MAISON KITSUNÉ AUTUMN/WINTER 2015-16 READY-TO-WEAR PARIS FASHION WEEK
You gotta love globalization: Without it, how could a French record label-turned-design house that regularly riffs on Americana ever produce a gamine collection so pleasingly spritzed with the spirit of K-pop? In truth, said Maison Kitsuné founder Gildas Loaëc, the Korean elements in this collection—fine-drawn designs by a Korean artist named Moonassi; Korean flag-print flannel oxford shirtdresses—actually originated in Japan. For it was through the Kitsuné team’s work (and store) in Tokyo that artists such as G-Dragon and Girls’ Generation first permeated their consciousness.

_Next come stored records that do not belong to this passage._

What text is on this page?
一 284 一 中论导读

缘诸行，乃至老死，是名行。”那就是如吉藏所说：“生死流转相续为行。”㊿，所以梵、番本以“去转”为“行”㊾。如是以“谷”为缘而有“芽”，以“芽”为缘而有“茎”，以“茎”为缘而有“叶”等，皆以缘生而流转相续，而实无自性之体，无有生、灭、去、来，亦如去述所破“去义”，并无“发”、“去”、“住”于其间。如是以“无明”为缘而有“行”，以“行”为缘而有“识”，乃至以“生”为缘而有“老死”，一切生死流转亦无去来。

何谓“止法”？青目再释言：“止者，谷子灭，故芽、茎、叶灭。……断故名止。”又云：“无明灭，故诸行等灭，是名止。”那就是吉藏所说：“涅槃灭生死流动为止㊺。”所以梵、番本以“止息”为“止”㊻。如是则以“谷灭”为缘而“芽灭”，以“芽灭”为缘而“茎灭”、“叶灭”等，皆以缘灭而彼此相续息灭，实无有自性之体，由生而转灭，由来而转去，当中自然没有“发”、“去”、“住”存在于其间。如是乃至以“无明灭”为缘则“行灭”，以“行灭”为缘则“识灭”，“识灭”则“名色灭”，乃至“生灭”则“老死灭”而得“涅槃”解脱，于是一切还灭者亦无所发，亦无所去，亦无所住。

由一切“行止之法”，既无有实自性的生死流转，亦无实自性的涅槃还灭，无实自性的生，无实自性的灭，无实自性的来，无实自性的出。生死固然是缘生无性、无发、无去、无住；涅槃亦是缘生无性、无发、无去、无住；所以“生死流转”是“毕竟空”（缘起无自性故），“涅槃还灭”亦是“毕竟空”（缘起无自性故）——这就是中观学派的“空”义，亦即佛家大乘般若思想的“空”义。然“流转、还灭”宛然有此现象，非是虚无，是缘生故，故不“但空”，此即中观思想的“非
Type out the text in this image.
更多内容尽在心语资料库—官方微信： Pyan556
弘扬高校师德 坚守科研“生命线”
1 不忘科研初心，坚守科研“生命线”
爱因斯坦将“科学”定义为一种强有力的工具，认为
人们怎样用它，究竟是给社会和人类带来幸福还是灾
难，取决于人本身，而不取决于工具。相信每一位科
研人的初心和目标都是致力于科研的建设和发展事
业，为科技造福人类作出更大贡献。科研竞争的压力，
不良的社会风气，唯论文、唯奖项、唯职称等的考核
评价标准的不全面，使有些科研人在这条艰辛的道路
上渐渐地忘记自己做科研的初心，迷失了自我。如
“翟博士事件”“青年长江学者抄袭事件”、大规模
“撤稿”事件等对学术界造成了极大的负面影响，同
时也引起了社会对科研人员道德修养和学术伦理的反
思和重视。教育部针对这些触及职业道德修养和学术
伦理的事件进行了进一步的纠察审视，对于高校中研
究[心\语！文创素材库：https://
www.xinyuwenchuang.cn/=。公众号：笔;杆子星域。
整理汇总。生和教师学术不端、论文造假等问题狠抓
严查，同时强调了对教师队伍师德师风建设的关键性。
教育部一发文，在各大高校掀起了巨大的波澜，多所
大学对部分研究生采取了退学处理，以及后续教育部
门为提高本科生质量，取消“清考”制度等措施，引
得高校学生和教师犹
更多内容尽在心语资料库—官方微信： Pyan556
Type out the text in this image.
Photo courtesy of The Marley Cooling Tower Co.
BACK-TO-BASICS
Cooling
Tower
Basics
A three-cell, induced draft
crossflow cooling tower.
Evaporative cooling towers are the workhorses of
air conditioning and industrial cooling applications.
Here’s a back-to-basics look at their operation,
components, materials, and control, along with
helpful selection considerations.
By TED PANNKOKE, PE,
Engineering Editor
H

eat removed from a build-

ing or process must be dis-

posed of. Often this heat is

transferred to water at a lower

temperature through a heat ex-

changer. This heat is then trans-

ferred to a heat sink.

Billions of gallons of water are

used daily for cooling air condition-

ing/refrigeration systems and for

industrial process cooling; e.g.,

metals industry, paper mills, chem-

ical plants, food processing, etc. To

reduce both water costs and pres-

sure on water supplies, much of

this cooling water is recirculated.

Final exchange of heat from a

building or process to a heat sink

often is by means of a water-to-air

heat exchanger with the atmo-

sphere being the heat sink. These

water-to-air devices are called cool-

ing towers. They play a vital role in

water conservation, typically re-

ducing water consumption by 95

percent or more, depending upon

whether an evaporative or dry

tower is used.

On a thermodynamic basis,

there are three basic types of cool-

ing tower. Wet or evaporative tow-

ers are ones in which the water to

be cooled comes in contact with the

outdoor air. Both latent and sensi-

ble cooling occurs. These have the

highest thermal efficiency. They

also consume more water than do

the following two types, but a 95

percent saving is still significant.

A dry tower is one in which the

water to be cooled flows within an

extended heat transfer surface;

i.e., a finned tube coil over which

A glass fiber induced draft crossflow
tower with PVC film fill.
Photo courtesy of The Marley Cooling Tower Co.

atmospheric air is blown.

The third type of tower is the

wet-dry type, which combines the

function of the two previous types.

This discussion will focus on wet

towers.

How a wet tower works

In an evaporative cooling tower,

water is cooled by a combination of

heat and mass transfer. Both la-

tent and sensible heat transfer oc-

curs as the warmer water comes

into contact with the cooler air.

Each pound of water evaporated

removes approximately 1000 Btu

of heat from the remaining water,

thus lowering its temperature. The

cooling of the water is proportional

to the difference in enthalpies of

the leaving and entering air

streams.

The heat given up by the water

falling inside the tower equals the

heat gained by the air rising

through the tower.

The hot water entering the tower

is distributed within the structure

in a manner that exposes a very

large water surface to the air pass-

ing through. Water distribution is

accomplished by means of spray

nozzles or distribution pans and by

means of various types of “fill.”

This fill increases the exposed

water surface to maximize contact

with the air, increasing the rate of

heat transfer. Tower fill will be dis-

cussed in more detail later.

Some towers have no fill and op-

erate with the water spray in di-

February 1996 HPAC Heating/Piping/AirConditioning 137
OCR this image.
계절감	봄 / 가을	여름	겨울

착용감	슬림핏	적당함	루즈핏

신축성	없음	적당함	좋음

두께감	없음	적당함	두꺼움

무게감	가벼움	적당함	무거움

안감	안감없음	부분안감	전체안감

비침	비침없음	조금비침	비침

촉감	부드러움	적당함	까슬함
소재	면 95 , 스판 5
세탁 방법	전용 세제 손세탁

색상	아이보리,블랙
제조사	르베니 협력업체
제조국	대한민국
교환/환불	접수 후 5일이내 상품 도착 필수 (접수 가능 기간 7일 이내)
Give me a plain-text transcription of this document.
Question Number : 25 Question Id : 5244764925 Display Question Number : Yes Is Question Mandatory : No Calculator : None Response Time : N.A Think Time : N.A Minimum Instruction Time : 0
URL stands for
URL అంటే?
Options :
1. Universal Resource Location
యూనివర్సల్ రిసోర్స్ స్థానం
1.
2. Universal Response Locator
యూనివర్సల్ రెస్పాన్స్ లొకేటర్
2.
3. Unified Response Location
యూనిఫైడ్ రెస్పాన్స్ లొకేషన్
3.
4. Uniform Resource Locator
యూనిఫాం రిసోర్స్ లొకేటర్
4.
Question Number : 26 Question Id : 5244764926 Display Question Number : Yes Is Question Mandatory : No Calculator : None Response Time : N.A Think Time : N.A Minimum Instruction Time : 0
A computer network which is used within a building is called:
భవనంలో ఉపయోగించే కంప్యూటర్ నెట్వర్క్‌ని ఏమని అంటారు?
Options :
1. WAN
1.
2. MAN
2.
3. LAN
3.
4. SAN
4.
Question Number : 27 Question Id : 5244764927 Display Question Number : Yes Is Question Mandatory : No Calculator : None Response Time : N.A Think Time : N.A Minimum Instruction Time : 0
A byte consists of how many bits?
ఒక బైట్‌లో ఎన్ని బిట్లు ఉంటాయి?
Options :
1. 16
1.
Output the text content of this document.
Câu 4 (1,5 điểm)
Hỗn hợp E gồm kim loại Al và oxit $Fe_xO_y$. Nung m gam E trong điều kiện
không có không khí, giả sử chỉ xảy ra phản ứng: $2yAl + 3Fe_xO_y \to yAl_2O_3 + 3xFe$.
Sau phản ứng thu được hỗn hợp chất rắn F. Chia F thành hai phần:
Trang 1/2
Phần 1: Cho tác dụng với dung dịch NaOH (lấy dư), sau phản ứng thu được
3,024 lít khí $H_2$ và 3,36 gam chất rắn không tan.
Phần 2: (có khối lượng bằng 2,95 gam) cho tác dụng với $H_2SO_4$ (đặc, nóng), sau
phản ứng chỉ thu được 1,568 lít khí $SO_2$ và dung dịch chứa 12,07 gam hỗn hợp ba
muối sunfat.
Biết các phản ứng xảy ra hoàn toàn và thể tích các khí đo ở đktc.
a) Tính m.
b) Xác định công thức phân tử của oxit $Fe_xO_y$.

So the Kitsuné fox wore a Korean-flag baseball cap on bomber-jacket chest patches, and the company’s boxy-cut high-hemmed sweatshirts were emblazoned with “K.I.M.” (Kitsuné Institute of Music). There was a compilation’s worth of K-prep cuteness with standouts including a jersey-knit polo-collar dress with a skirt of gray flannel and a chest of blue ribbed knit, and a fluffed, red-on-black tartan school skirt. Kitsuné’s fundamentally French point of view—in womenswear, much informed by Loaëc’s wife, Romy—was not deserted. A waxed drawstring sailing coat and a Breton knit and gold-buttoned jersey pullover were knowingly repackaged French marine classics—and it says “Parisian” on those baseball caps and sweatshirts. Vive la différence.